1972 U.S. Embassy proposal to review U.S.-Japan Joint Committee framework blocked by military

1972 U.S. Embassy proposal to review U.S.-Japan Joint Committee framework blocked by military

Confidential telegram from U.S. Embassy in Japan to the Department of State, recommending that U.S. representation on the U.S.-Japan Joint Committee change over to the Embassy on occasion of Okinawan reversion to Japanese sovereignty.


 

January 3, 2018 Ryukyu Shimpo

 

By Washington Special Correspondent Yukiyo Zaha and Ryota Shimabukuro

 

It recently came to light through declassified official U.S. documents that in May 1972, with the reversion of Okinawa to Japanese sovereignty posing a turning point, the U.S. Embassy in Japan proposed a review of the framework of the U.S.-Japan Joint Committee.

The Embassy was concerned about the existence of this unusual relationship built to function during the occupation period. This Joint Committee is a mechanism for discussion of U.S. military stationing in Japan established through the U.S.-Japan Status of Forces Agreement (SOFA).

 

The Department of State supported the Embassy’s proposal, but met with resistance from the U.S. military. So, the framework wherein military authorities headed the U.S. representation of the Committee was retained.

The Embassy’s proposal asked for changes to the framework in which the Deputy Commander of the U.S. Forces, Japan (USFJ) acts as representative of the Committee.

Because civilians account for all Japanese representation on the Committee, the proposal also suggested that U.S. representation be switched to Embassy diplomats, and that the U.S. military assist the Embassy from a technical perspective.

 

For the first time on the Joint Committee, currently five of the six U.S. committee representatives are military personnel.

Although it has been pointed out that military concerns take top priority in consultations between the U.S. and Japan, now criticism that the U.S. government’s inner operations are military-led is on the rise as well.

 

A July 31, 2002 command policy by the USFJ specified that, “The U.S. Representative [the Deputy Commander of the USFJ] is not solely a representative of U.S. Forces, Department of Defense, Army, Navy, Air Force and Marine Corps. He is a representative of the US Government.”

Furthermore it set out that, “The only person authorized to speak or to act for the U.S. in the Joint Committee is the U.S. Representative, or in his absence, the Senior or Alternate U.S. Deputy Representative.”

This policy demonstrates that even now the U.S. military holds great power on the Joint Committee.

In May 1972, U.S. Ambassador to Japan Robert Ingersoll sent a confidential telegram addressed to the Department of State expressing dissatisfaction with designation of Joint Committee U.S. representatives and proposing a review of this process.

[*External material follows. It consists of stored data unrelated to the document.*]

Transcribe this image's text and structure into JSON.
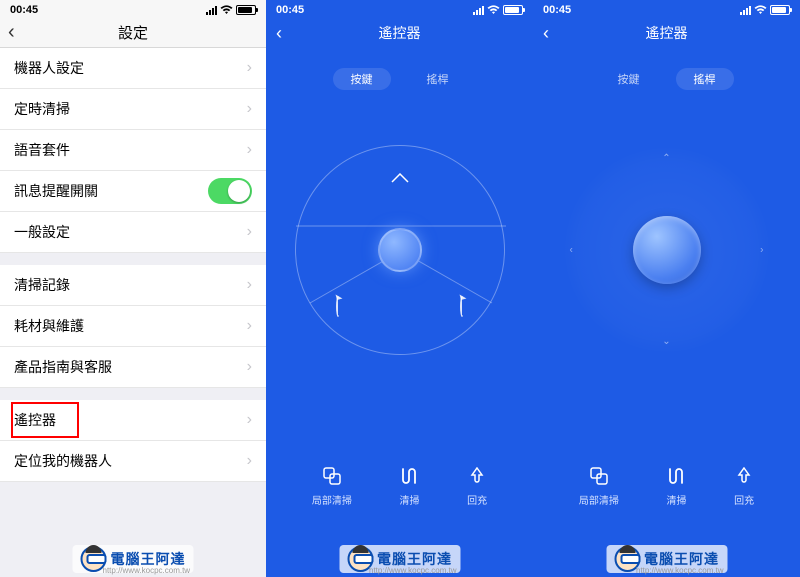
{
  "status": {
    "time": "00:45"
  },
  "settings": {
    "title": "設定",
    "group1": [
      {
        "label": "機器人設定"
      },
      {
        "label": "定時清掃"
      },
      {
        "label": "語音套件"
      },
      {
        "label": "訊息提醒開關",
        "toggle": true
      },
      {
        "label": "一般設定"
      }
    ],
    "group2": [
      {
        "label": "清掃記錄"
      },
      {
        "label": "耗材與維護"
      },
      {
        "label": "產品指南與客服"
      }
    ],
    "group3": [
      {
        "label": "遙控器",
        "highlighted": true
      },
      {
        "label": "定位我的機器人"
      }
    ]
  },
  "remote": {
    "title": "遙控器",
    "tabs": {
      "buttons": "按鍵",
      "joystick": "搖桿"
    },
    "actions": {
      "spot": "局部清掃",
      "clean": "清掃",
      "dock": "回充"
    }
  },
  "watermark": {
    "text": "電腦王阿達",
    "url": "http://www.kocpc.com.tw"
  }
}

It stated that discussions related to the reversion of Okinawa gave the Embassy occasion to review the question of the authority to designate U.S. representation on the SOFA Joint Committee.

 

It also pointed out that under the arrangement of the time, the U.S. military staff officials would deal directly with the Japanese government, bypassing the U.S. Embassy.

 

The Department of State replied in agreement to Ingersoll’s message, expressing that the Joint Committee framework is not consistent with arrangements in many other countries, and that considering the circumstances in Japan at the time this framework could no longer be justified.

 

However, the U.S. Pacific Fleet and USFJ resisted, arguing that it was important for the military to preserve its flexibility and responsiveness.

They also insisted that the Joint Committee functioned well, and there was no indication of Japanese officials requesting a change.

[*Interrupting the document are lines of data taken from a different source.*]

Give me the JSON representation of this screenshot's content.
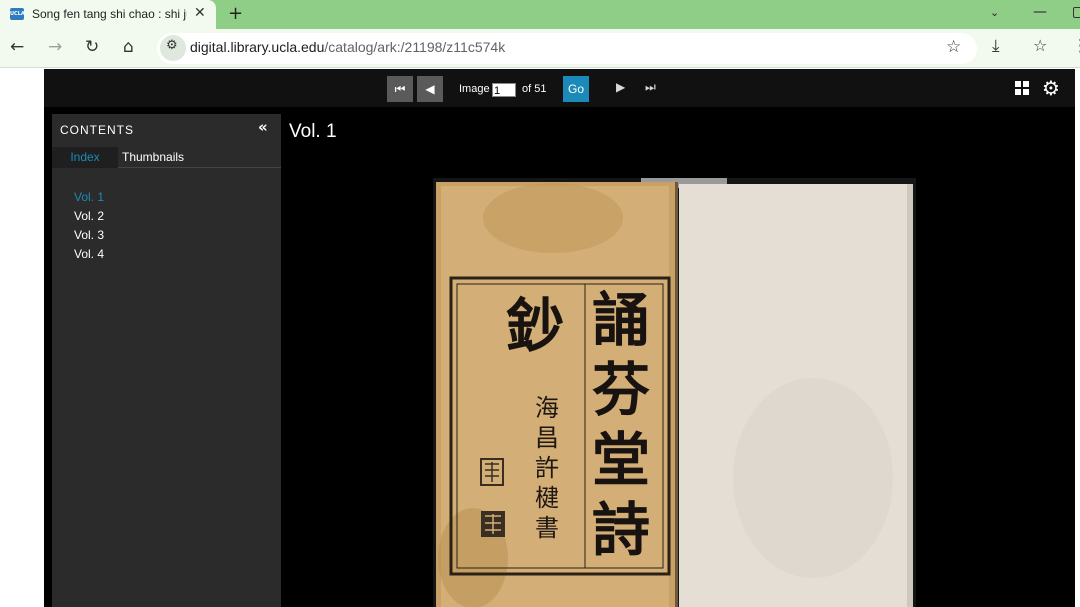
{
  "browser": {
    "tab_title": "Song fen tang shi chao : shi ju",
    "favicon_text": "UCLA",
    "url_host": "digital.library.ucla.edu",
    "url_path": "/catalog/ark:/21198/z11c574k"
  },
  "viewer": {
    "image_label": "Image",
    "image_value": "1",
    "of_label": "of 51",
    "go_label": "Go"
  },
  "contents": {
    "title": "CONTENTS",
    "tabs": [
      "Index",
      "Thumbnails"
    ],
    "volumes": [
      {
        "label": "Vol. 1",
        "active": true
      },
      {
        "label": "Vol. 2",
        "active": false
      },
      {
        "label": "Vol. 3",
        "active": false
      },
      {
        "label": "Vol. 4",
        "active": false
      }
    ]
  },
  "page": {
    "heading": "Vol. 1"
  },
  "scan": {
    "large_title": [
      "誦",
      "芬",
      "堂",
      "詩"
    ],
    "side_char": "鈔",
    "author": [
      "海",
      "昌",
      "許",
      "楗",
      "書"
    ]
  },
  "colors": {
    "tab_strip": "#8fce86",
    "accent": "#1b8ab8",
    "viewer_bg": "#000000",
    "panel_bg": "#2b2b2b"
  }
}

These arguments were sent to the U.S. Embassy in a telegram in June 1972.

 

In the same month the Embassy issued a document criticizing the Joint Committee framework and the unusual relationship built for the occupation period, in which Japanese civilian representatives directly discuss with U.S. military representatives.

In addition, since the security relationship with Japan has come to be affected by economic and political factors, the telegram contained a request for representative authority to be transferred to the U.S. Embassy.

 

However, an official document issued by the U.S. Embassy in August 1972 sets forth the series of events through which negotiations between the Embassy and the U.S. military ultimately concluded in a decision to modify operation internally on the U.S. side of the Committee, with the changes involving appointment of a diplomat from the Embassy as a representative agent, subordinate to the Deputy Commander of the USFJ, and timely provision by the U.S. military to the Embassy of information regarding politically sensitive issues.

 

The telegram from the U.S. Embassy in Japan is held in the National Archives.